State athletic commissions generally rely on urinalysis for drug testing, which can only detect the presence of non-active marijuana metabolites. In order to properly identify the active compound (Tetrahydrocannabinol or THC), a blood test is required—and only for a few hours after consumption.
What this essentially means is that athletic commissions have the capacity to determine whether an individual has taken marijuana, but not when it was actually taken.
This would not be an issue but for the fact that marijuana, unlike most banned substances, is not prohibited out-of-competition.
Therefore, if Nick Diaz, Matthew Riddle and Alex Caceres want to light up a joint a few weeks prior to a fight, common sense would suggest that they are well within their rights to do so—assuming it is otherwise legal.
But, as has become apparent, state athletic commissions frequently abandon common sense when enforcing their drug policy.
Fortunately, there is some cause for optimism.

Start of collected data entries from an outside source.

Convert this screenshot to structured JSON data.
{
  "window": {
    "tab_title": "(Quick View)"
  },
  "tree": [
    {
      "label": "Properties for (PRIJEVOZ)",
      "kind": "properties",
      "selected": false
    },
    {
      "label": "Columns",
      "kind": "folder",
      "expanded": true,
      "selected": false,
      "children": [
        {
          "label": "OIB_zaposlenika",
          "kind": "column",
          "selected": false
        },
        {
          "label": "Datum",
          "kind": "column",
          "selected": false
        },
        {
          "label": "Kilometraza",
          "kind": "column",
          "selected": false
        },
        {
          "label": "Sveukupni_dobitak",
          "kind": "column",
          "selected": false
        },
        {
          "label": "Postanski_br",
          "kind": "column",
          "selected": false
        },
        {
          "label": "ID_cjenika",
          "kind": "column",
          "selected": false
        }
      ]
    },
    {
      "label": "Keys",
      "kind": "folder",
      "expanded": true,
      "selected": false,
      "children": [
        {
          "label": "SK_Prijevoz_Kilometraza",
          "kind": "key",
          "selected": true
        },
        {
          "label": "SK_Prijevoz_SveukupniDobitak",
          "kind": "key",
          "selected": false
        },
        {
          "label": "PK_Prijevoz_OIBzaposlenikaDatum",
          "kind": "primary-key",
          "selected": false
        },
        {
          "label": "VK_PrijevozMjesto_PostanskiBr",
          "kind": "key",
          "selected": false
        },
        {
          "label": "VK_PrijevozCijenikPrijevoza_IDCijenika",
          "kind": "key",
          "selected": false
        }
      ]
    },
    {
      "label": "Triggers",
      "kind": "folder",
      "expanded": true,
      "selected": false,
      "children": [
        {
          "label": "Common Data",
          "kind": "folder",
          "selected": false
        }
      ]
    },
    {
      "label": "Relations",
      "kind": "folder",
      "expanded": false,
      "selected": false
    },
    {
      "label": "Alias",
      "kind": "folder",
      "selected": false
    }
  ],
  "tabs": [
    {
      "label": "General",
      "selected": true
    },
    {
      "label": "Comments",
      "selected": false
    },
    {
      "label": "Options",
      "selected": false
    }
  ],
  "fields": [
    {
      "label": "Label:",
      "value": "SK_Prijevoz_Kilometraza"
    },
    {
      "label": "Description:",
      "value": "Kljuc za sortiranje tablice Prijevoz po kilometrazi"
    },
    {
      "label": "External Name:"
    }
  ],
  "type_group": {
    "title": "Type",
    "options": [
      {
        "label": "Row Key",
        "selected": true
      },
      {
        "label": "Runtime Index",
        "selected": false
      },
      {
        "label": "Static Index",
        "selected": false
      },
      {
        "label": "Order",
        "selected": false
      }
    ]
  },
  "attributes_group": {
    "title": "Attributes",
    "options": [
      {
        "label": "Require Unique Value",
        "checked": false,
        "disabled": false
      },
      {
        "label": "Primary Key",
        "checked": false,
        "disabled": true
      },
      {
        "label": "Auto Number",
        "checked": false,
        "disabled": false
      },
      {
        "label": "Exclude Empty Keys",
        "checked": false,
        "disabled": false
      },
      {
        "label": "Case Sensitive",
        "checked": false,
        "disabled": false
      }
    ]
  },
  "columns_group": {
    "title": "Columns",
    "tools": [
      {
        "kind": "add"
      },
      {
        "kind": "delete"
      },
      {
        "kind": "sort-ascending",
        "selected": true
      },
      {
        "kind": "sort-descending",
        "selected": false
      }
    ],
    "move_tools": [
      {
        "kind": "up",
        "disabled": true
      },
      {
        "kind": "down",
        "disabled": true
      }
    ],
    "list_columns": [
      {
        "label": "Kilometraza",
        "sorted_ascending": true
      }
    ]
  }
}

As reported by B/R’s own Damon Martin, the UFC’s Vice President of Regulatory Affairs, Marc Ratner, met with the Nevada State Athletic Commission (NSAC) on Thursday to request that the commission re-evaluate their handling of fighters who test positive for marijuana, arguing that their current policy is outdated:
“Society is changing, it’s a different world now than when I was on the commission. States are legalizing marijuana and it’s becoming more and more of a problem with fighters testing positive and the metabolites…Right now I just cannot believe that a performance enhancing drug and marijuana can be treated the same. It just doesn’t make sense to the world anymore and it’s something that has to be brought up.”
While more lenient sentences for individuals who get popped for marijuana use is not the ultimate goal, it’s a solid first step on the road to improved testing, therapeutic exemptions and, perhaps, eventual legalisation.
Marc Ratner is right when he says that society is changing, but it would be equally correct to say that society has already changed significantly in recent years.
With athletes routinely being suspended for imaginary infractions, archaic drug testing policies are no longer a mere inconvenience. It’s time for state athletic commissions to evolve and adapt to the current social and moral zeitgeist.